11/03/2024
Georges Perros, Œuvres
X
Que les hommes se suicident, c’est assez logique. On comprend. Qu’ils deviennent fous, c’est beaucoup plus troublant. Que la folie puisse constituer l’issue d’une pensée trop vécue — court-circuitée — cela met en cause l’authenticité de tout homme pensant qui ne devient pas fou. Penser est fou. S’installer dans cette région minée, la rationaliser, comme on dit, et dès lors travailler… hum !
Le travail ne vaut que dans la mesure où il retient les cavales de la folie. « Si je ne travaille pas, je deviens fou », se dit l’homme.

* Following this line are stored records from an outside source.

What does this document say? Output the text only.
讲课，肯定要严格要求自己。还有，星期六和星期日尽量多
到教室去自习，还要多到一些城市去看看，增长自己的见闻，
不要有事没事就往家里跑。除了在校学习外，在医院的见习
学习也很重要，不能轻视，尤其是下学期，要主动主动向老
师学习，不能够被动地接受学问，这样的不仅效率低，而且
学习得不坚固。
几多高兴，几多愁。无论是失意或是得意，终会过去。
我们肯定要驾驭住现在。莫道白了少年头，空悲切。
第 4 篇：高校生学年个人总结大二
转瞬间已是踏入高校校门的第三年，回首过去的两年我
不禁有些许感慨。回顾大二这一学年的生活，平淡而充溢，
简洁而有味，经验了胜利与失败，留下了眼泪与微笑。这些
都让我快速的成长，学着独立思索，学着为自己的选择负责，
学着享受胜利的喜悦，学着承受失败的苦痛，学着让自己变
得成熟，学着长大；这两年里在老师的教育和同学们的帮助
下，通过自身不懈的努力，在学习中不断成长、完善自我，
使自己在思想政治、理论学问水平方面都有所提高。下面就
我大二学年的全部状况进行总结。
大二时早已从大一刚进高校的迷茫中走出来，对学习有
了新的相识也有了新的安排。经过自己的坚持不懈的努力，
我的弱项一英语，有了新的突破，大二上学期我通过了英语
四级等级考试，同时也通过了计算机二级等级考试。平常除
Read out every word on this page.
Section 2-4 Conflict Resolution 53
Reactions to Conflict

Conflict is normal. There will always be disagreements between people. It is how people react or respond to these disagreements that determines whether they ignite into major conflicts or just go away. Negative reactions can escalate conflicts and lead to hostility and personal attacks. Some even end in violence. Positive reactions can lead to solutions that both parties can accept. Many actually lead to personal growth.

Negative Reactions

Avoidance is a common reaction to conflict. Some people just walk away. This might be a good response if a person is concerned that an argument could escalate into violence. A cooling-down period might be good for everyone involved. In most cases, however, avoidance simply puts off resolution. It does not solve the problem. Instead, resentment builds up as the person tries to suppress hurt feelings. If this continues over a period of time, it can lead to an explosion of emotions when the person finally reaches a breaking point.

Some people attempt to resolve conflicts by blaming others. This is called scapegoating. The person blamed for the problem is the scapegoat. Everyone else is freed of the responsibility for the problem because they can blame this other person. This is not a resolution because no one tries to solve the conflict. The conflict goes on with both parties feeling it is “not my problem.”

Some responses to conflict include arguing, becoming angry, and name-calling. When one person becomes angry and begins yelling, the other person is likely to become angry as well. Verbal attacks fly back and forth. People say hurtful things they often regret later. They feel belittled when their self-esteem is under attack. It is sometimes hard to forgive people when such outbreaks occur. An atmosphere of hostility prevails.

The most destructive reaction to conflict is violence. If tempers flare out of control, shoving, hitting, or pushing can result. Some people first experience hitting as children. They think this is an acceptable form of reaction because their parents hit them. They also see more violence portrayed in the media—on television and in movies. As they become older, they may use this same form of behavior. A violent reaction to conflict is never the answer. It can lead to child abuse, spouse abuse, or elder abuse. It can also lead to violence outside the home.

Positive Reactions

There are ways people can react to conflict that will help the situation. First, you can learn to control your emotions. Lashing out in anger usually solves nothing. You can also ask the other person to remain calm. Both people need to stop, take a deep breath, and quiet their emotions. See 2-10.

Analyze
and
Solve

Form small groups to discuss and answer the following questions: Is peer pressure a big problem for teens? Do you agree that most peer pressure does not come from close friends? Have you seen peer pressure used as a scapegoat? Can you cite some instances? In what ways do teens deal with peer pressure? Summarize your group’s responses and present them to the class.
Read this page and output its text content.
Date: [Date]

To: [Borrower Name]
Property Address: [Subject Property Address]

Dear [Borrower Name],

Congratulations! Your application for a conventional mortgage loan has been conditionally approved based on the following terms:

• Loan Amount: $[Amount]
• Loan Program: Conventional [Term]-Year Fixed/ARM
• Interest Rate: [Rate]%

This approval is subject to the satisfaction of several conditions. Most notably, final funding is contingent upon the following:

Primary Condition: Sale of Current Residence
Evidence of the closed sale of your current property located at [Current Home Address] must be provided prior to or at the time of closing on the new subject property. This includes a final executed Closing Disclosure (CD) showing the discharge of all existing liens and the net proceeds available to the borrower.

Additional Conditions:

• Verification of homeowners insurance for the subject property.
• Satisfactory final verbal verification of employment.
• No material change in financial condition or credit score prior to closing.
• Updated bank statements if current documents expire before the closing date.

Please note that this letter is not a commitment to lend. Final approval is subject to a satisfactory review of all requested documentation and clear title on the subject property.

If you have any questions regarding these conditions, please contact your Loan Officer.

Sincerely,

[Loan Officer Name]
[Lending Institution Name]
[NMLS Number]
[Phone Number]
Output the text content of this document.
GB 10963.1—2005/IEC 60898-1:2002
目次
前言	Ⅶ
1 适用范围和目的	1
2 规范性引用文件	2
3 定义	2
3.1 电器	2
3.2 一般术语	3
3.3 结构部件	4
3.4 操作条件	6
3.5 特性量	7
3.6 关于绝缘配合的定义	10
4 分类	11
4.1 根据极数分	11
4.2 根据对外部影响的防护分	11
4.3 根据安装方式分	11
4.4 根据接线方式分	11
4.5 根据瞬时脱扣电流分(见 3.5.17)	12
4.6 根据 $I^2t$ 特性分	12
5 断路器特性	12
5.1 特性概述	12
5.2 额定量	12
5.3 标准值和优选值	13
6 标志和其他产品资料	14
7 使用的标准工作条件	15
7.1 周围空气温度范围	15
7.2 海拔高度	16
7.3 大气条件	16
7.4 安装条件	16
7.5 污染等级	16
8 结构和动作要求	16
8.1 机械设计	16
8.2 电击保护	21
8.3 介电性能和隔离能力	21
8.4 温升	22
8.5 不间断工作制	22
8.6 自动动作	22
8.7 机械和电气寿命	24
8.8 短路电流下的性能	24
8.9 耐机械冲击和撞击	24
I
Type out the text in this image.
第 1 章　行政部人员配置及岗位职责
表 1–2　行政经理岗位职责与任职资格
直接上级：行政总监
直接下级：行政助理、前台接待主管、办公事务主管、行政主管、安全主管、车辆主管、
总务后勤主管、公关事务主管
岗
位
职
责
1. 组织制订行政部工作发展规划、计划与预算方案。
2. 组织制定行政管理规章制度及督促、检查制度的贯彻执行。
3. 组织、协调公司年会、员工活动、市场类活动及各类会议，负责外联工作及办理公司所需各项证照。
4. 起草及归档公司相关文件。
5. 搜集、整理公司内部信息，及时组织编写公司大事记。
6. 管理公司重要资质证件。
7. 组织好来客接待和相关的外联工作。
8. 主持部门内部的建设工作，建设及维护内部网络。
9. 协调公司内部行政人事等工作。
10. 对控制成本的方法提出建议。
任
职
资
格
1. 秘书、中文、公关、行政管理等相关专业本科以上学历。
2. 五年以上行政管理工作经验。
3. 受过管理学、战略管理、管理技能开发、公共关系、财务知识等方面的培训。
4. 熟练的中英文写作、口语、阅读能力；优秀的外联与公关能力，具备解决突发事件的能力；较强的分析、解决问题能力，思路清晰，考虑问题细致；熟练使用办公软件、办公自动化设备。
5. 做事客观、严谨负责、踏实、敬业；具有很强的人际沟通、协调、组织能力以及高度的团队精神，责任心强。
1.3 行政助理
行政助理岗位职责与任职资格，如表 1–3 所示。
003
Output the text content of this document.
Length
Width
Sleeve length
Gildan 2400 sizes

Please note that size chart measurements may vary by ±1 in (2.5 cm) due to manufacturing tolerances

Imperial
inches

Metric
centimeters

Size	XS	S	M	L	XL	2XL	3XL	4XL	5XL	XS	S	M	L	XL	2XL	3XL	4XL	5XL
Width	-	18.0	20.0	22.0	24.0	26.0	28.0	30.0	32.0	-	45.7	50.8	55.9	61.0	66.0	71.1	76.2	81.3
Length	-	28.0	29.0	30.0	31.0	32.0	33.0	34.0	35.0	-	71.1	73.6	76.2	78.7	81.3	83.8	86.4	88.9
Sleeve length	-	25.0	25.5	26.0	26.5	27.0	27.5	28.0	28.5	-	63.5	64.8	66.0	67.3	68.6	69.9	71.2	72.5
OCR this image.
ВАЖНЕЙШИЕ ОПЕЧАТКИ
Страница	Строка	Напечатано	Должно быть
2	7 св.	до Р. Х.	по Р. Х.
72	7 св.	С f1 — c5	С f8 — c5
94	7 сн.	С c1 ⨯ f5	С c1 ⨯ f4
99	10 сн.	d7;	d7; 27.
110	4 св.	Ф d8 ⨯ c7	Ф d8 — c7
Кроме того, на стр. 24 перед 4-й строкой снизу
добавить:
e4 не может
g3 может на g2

Or combien sont devenus fous malgré leur travail, ce dernier au cœur même de leur existence.
Il y a donc une folie organisée. Qui bouche les trous. Répare en vitesse les lézardes. Puis la mort naturelle arrange tout.
Je n’aime pas les déclarations d’avant-mort. En général, c’est : « tant mieux, y en a marre ». Formule généralement soufflée par ceux qui ont fait preuve d’un optimisme débordant. Pour faire croire quoi ? à qui ?
Georges Perros, Œuvres, Quarto/Gallimard, 2020, p. 960.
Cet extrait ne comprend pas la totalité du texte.